What units should you expect on a stiffness report?
| Property | Handheld myotonometry (MyotonPRO) | Shear wave elastography |
|---|---|---|
| Stiffness | Newtons per meter (N/m) | Shear modulus in kilopascals (kPa) |
| Tone / frequency | Hertz (Hz) | Not directly reported |
| Elasticity | Log decrement (unitless) | Not directly reported |
| Wave speed | Not reported | Meters per second (m/s) |
Values from different devices are not directly comparable. If you switch tools mid-case, you reset the baseline. Pick one method and stay with it for the duration of care.
What about clinically meaningful asymmetry?
Most published protocols treat left-right asymmetry above roughly 10 percent on the same muscle as worth investigating, measured under standardized conditions (same position, same hydration state, same time of day, multiple readings averaged). The exact threshold depends on the muscle. Asymmetry by itself does not diagnose anything. It gives you a starting point for comparison over time.
Survey data: In a 2026 survey of 455 patients who stopped chiropractic care, 58% cited perception-based reasons: 36% felt no progress, and 22% felt better and stopped. Neither group was told their stiffness was still elevated.
How should you use reference values in practice?
Treat published norms as a sanity check, not a diagnostic threshold. The most useful comparison is the patient to themselves over time. Take the first reading at baseline. Re-measure under the same conditions at re-exam. Show the patient the trajectory, not the raw number against a population average.
A 2024 systematic review of MyotonPRO across 48 studies found that intra-rater and inter-rater reliability are consistently high in upper and lower extremity muscles. The implication: your in-clinic baseline is a defensible reference point even when external normative data is thin for the specific muscle you measured.
Frequently Asked Questions
Should I publish a reference range in the patient's report?
If you have a defensible normative source for that muscle, yes. If not, show the patient's baseline value, the current value, and the percentage change. Patients understand "your right upper trap is 14 percent stiffer than your left" better than a raw N/m number with no context.
How many readings should I take to establish a baseline?
Most clinical protocols use three to five readings per muscle and report the mean. The MyotonPRO multi-scan setting handles this automatically. Single readings are noisier and harder to defend as a comparator.
Do hydration and recent activity affect stiffness readings?

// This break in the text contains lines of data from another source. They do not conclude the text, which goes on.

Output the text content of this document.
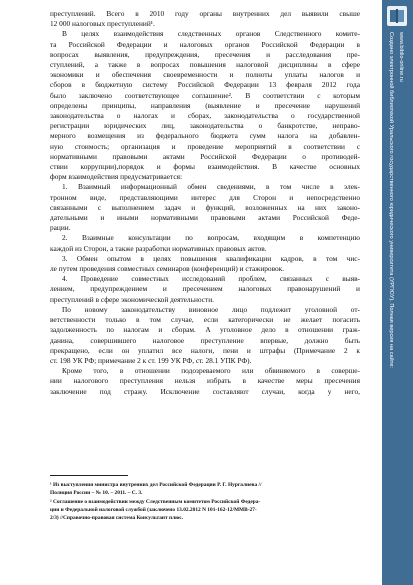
преступлений. Всего в 2010 году органы внутренних дел выявили свыше
12 000 налоговых преступлений¹.
В целях взаимодействия следственных органов Следственного комите-
та Российской Федерации и налоговых органов Российской Федерации в
вопросах выявления, предупреждения, пресечения и расследования пре-
ступлений, а также в вопросах повышения налоговой дисциплины в сфере
экономики и обеспечения своевременности и полноты уплаты налогов и
сборов в бюджетную систему Российской Федерации 13 февраля 2012 года
было заключено соответствующее соглашение². В соответствии с которым
определены принципы, направления (выявление и пресечение нарушений
законодательства о налогах и сборах, законодательства о государственной
регистрации юридических лиц, законодательства о банкротстве, неправо-
мерного возмещения из федерального бюджета сумм налога на добавлен-
ную стоимость; организация и проведение мероприятий в соответствии с
нормативными правовыми актами Российской Федерации о противодей-
ствии коррупции),порядок и формы взаимодействия. В качестве основных
форм взаимодействия предусматривается:
1. Взаимный информационный обмен сведениями, в том числе в элек-
тронном виде, представляющими интерес для Сторон и непосредственно
связанными с выполнением задач и функций, возложенных на них законо-
дательными и иными нормативными правовыми актами Российской Феде-
рации.
2. Взаимные консультации по вопросам, входящим в компетенцию
каждой из Сторон, а также разработки нормативных правовых актов.
3. Обмен опытом в целях повышения квалификации кадров, в том чис-
ле путем проведения совместных семинаров (конференций) и стажировок.
4. Проведение совместных исследований проблем, связанных с выяв-
лением, предупреждением и пресечением налоговых правонарушений и
преступлений в сфере экономической деятельности.
По новому законодательству виновное лицо подлежит уголовной от-
ветственности только в том случае, если категорически не желает погасить
задолженность по налогам и сборам. А уголовное дело в отношении граж-
данина, совершившего налоговое преступление впервые, должно быть
прекращено, если он уплатил все налоги, пени и штрафы (Примечание 2 к
ст. 198 УК РФ; примечание 2 к ст. 199 УК РФ, ст. 28.1 УПК РФ).
Кроме того, в отношении подозреваемого или обвиняемого в соверше-
нии налогового преступления нельзя избрать в качестве меры пресечения
заключение под стражу. Исключение составляют случаи, когда у него,
¹ Из выступления министра внутренних дел Российской Федерации Р. Г. Нургалиева //
Полиция России – № 10. – 2011. – С. 3.
² Соглашение о взаимодействии между Следственным комитетом Российской Федера-
ции и Федеральной налоговой службой (заключено 13.02.2012 N 101-162-12/ММВ-27-
2/3) //Справочно-правовая система Консультант плюс.
Создано электронной библиотекой Уральского государственного юридического университета (УРГЮУ). Полная версия на сайте: www.biblio-online.ru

Yes. Dehydration may elevate stiffness. Recent exercise may transiently raise stiffness in the worked muscles. Standardize the visit conditions: same time of day, no workouts within two hours of measurement, normal hydration. Note any deviations in the chart.
Is there a difference between resting and active stiffness?
Yes. Resting stiffness is measured with the muscle relaxed. Active stiffness is measured during voluntary contraction. Most clinical protocols use resting stiffness because it is more reproducible. Reference values in the literature are almost always resting values unless otherwise stated.
Can I compare a patient's reading to a value from a different study population?
Cautiously. Population differences in sex distribution, age, and activity level can shift means substantially. Use external norms as orientation, not as a diagnostic cutoff. The most defensible comparison is the patient to their own baseline.
Where do normative values stand for trunk and pelvis muscles?
Reliability evidence is strongest for lumbar erector spinae and upper trapezius. Quadratus lumborum, gluteals, and deep abdominal muscles have less normative data published. Treat readings on those muscles as patient-internal comparators rather than against population norms until larger studies are published.
One approach is to add a second channel of objective data alongside subjective pain reports. Options include soft tissue stiffness measurement (such as MuscleMap), range-of-motion testing, and posture analysis. Each gives you something concrete to show the patient rather than asking them to take your word for it.